The third issue is the appropriate remedy. Even if it were to find that the evidence of the Police Officer for Uzodinma was admissible and had weight, the Court still had the burden of determining the right remedy. Here, Section 140(3) of the Electoral Act requires that where a court or tribunal that finds that the candidate returned was not validly elected on the ground that s/he did not score the majority of valid votes cast at the election, it should declare as the winner the candidate who scored the highest number of valid votes. When it re-constituted the results in Imo State, the Supreme Court could no longer say what the number of “valid” votes were, nor could anyone as a fact. This is because Mr. Uzodinma’s results, on which it relied, did not record the votes for 68 other candidates in the elections nor did it say how many voters turned out or were accredited. In the premises, the only option the court could logically exercise at best, was to order another election. The entire judgment, however, makes no reference to Section 140 of the Electoral Act and does not appear to have adverted to or considered carefully or at all the issue of an appropriate remedy.

Since the onset of presidentialism in Nigeria in 1979, election dispute resolution has mush-roomed from humble origins into the mainstay of judicial preoccupation. In January 2008, the Economist described this system as a unique form of “democracy by court order”. Five years later, in 2013, the Journal of African Elections was more explicit in panning election dispute resolution in Nigeria as “rigging through the courts.” That this is the case is, of course, an indictment of the electoral umpires under their successive nomenclatures as the Federal Electoral Commission (FEDECO), National Electoral Commission of Nigeria (NECON) or INEC.

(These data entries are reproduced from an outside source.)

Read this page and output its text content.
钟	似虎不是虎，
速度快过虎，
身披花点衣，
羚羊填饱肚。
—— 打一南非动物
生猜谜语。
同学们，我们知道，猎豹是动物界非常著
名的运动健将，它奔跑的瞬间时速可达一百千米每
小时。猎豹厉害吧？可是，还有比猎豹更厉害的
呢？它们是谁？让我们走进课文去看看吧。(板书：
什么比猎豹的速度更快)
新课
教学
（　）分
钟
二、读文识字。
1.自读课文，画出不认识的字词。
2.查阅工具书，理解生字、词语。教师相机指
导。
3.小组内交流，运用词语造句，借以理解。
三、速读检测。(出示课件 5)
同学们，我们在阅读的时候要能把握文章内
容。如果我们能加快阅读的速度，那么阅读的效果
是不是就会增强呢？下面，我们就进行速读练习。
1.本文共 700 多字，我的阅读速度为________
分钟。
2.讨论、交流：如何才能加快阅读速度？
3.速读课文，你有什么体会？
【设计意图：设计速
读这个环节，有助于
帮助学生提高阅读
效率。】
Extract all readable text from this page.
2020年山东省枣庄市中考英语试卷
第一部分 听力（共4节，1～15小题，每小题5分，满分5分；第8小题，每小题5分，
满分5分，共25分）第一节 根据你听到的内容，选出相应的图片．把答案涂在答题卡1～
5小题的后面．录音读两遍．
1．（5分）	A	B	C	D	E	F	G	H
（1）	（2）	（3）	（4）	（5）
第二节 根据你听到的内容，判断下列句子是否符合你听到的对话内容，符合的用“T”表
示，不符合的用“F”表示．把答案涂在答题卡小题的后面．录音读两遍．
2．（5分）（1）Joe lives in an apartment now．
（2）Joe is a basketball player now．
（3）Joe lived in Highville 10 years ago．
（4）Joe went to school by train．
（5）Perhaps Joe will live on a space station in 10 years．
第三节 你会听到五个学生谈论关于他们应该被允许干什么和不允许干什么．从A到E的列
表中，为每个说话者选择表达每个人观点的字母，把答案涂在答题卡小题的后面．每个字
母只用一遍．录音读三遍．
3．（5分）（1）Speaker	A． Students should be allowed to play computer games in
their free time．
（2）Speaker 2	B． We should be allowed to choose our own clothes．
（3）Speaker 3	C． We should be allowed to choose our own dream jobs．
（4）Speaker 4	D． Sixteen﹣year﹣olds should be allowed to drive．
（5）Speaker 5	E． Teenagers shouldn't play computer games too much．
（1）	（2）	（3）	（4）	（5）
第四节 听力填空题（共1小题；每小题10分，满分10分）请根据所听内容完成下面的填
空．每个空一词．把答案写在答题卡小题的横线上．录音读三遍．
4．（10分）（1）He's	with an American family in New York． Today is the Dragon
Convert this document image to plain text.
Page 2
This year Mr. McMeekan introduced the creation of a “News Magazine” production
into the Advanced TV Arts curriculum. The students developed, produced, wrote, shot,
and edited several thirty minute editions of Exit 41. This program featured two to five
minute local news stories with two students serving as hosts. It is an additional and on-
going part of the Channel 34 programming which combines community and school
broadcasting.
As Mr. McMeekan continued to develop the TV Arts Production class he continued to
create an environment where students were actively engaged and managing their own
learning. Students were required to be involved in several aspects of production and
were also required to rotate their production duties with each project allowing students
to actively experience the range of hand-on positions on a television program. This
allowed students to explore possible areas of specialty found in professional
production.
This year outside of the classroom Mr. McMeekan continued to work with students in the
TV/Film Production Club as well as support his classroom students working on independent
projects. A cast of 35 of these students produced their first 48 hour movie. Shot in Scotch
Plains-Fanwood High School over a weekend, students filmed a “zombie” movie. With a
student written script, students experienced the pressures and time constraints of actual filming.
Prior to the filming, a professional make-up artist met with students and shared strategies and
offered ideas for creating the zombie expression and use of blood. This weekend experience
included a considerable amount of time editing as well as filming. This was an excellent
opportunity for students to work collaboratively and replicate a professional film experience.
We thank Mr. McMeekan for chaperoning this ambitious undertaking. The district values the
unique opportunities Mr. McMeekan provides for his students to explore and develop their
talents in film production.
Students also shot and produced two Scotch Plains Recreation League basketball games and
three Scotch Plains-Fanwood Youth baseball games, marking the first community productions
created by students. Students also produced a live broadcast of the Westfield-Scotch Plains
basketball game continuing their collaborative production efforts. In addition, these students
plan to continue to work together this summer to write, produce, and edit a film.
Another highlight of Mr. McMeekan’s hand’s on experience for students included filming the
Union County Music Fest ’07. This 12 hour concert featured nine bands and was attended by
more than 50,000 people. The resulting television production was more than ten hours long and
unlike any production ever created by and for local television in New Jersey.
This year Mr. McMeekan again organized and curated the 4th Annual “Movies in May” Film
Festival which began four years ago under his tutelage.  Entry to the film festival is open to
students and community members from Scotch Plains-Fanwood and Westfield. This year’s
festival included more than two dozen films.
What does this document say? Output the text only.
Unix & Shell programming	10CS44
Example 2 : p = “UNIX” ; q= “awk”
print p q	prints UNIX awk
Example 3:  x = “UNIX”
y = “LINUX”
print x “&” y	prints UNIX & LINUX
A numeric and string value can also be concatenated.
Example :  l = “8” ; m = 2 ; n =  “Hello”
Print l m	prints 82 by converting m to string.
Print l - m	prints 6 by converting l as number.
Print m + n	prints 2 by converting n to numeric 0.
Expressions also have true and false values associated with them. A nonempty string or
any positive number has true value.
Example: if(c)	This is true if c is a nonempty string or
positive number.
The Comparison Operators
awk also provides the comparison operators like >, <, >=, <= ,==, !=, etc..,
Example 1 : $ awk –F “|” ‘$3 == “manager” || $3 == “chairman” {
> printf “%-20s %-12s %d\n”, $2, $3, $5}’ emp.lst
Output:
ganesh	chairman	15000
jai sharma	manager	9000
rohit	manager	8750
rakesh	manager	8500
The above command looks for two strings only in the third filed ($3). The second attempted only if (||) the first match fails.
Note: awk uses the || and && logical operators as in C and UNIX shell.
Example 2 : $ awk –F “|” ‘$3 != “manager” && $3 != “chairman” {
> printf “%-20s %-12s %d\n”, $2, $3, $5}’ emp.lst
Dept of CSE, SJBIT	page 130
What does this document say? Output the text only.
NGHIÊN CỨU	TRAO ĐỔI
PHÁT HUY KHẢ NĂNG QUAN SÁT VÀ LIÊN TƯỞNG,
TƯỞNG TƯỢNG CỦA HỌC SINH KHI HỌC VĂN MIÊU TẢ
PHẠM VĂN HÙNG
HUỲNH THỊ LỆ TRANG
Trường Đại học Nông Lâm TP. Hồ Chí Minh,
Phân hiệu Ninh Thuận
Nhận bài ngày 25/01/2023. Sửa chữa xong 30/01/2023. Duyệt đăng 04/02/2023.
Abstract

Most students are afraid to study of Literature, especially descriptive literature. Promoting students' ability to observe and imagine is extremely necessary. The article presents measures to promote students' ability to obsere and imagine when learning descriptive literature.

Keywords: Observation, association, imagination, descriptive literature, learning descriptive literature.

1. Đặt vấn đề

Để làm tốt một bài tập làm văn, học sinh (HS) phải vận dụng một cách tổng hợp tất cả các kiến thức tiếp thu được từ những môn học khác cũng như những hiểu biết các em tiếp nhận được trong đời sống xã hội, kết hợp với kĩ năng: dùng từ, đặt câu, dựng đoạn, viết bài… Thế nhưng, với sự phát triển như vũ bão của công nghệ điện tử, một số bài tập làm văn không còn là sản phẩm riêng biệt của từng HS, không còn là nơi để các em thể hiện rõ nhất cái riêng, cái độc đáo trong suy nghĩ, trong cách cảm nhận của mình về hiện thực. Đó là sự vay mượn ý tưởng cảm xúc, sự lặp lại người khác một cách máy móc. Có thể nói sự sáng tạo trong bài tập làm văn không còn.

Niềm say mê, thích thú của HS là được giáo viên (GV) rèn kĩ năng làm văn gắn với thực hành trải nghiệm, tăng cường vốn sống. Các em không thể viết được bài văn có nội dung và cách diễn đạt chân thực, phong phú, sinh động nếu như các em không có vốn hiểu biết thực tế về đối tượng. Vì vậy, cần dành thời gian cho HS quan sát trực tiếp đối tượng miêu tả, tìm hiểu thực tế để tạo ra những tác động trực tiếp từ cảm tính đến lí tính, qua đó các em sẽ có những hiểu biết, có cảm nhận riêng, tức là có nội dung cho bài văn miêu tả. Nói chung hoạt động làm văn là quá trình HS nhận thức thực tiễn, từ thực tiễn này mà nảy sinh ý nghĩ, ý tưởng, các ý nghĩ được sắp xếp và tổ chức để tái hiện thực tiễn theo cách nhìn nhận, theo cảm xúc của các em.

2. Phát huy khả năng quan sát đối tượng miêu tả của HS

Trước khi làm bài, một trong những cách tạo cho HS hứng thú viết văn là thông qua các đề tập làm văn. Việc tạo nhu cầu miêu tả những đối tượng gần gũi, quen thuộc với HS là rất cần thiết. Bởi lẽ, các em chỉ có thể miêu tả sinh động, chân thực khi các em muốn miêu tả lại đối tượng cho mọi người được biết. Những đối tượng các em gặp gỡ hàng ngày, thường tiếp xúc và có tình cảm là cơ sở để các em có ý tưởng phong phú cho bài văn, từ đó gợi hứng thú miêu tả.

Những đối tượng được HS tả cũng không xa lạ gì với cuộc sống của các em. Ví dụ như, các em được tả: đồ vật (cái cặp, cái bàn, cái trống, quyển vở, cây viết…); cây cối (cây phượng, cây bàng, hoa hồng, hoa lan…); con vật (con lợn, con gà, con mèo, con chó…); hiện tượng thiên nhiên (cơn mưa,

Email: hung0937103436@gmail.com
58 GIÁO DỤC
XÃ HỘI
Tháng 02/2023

Nigeria’s experiment in elective governance can hardly survive by choosing to replace INEC’s arbitrariness with judicial imponderability. This is why the sitting of the Court on Tuesday matters. In 2008, the Supreme Court scorned the notion of deciding election disputes based on principles as “vague, nebulous and large.” On 18 February, it can correct that and affirm that the only way government of the people, by the people and for the people makes sense is to protect the will of the people validly ascertained.

Odinkalu, a lawyer, writes from Abuja.